生物生成 Volatile有机化合物(BVOCs)从地面生态系统释放到地球大气中是大气化学的一个重要组成部分。由于测量资源的短缺,可靠的增强BVOCs排放图的能力可以帮助为大气化学、气候和空气质量模型提供更密集的数据。在本研究中,我们提出了一种策略,通过同时利用不同化合物的贡献来超级分辨率粗粒度的BVOC排放图。为此,我们首先准确地研究了几种BVOC物种的空间相互联系。然后,我们利用发现相似之处构建了一个多图像超级分辨率(MISR)系统,其中与多种化合物相关的排放图被聚合以增强超级分辨率(SR)性能。我们比较了不同物种和合并BVOC数量的Configurations。我们的实验结果表明,将BVOCs的关系融入过程中可以极大地改善超级分辨率地图的准确性。有趣的是,最好的结果是在聚合强烈无相关性的化合物的排放图时实现。这个特性似乎证实了对其他数据域的预测,即合并无相关性信息比相关信息以增强MISR性能更有效。然而, proposed 的研究代表了通过融合多个不同化合物的方式来实现BVOC排放超级分辨率的第一次尝试。
https://arxiv.org/abs/2305.14180
The performance of current supervised AI systems is tightly connected to the availability of annotated datasets.
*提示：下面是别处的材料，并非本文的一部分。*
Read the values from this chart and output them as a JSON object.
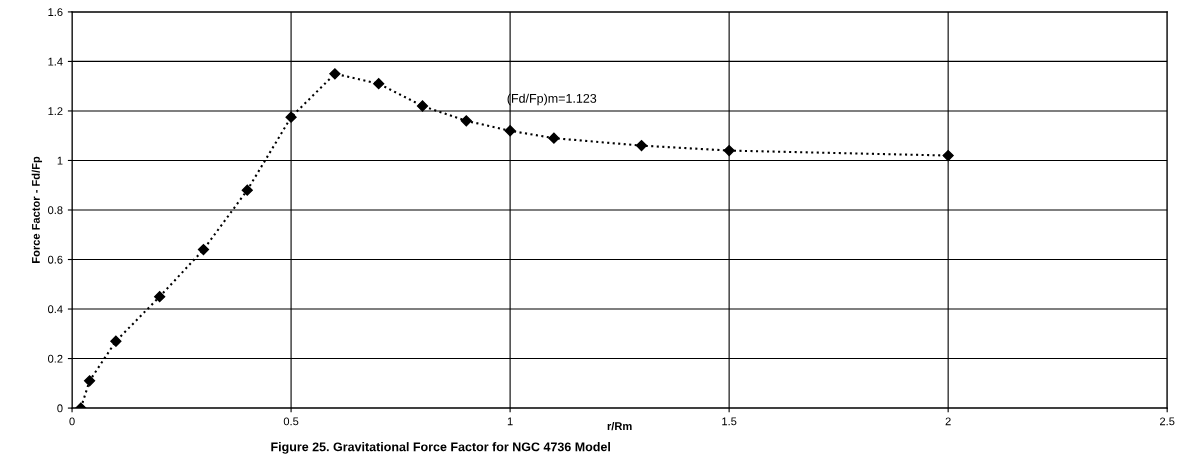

Annotations are usually collected through annotation tools, which are often designed for specific tasks and are difficult to customize. Moreover, existing annotation tools with an active learning mechanism often only support limited use cases. To address these limitations, we present EASE, an Easily-Customized Annotation System Powered by Efficiency Enhancement Mechanisms. \sysname provides modular annotation units for building customized annotation interfaces and also provides multiple back-end options that suggest annotations using (1) multi-task active learning; (2) demographic feature based active learning; (3) a prompt system that can query the API of large language models. We conduct multiple experiments and user studies to evaluate our system's flexibility and effectiveness. Our results show that our system can meet the diverse needs of NLP researchers and significantly accelerate the annotation process.
当前监督人工智能系统的性能与标注数据可用性密切相关。通常,标注数据是通过标注工具收集的,这些工具通常专为特定任务设计,难以自定义。此外,现有的具有主动学习机制的标注工具通常只支持有限的使用场景。为了解决这些限制,我们提出了Ease,一个 easily- customized Annotation System 动力于效率增强机制的自定义标注系统。sysname提供了模块化的标注单元,以构建自定义标注接口,并提供了多个后端选项,建议使用(1)多任务主动学习;(2)基于年龄特征的主动学习;(3)一个可以查询大型语言模型 API 的提示系统。我们进行了多个实验和用户研究,以评估我们的系统的灵活性和效果。我们的结果表明,我们的系统可以满足不同NLP研究人员的需求,并显著加速标注过程。
https://arxiv.org/abs/2305.14169
Low-light image enhancement (LLIE) aims to improve the illuminance of images due to insufficient light exposure. Recently, various lightweight learning-based LLIE methods have been proposed to handle the challenges of unfavorable prevailing low contrast, low brightness, etc. In this paper, we have streamlined the architecture of the network to the utmost degree. By utilizing the effective structural re-parameterization technique, a single convolutional layer model (SCLM) is proposed that provides global low-light enhancement as the coarsely enhanced results. In addition, we introduce a local adaptation module that learns a set of shared parameters to accomplish local illumination correction to address the issue of varied exposure levels in different image regions. Experimental results demonstrate that the proposed method performs favorably against the state-of-the-art LLIE methods in both objective metrics and subjective visual effects. Additionally, our method has fewer parameters and lower inference complexity compared to other learning-based schemes.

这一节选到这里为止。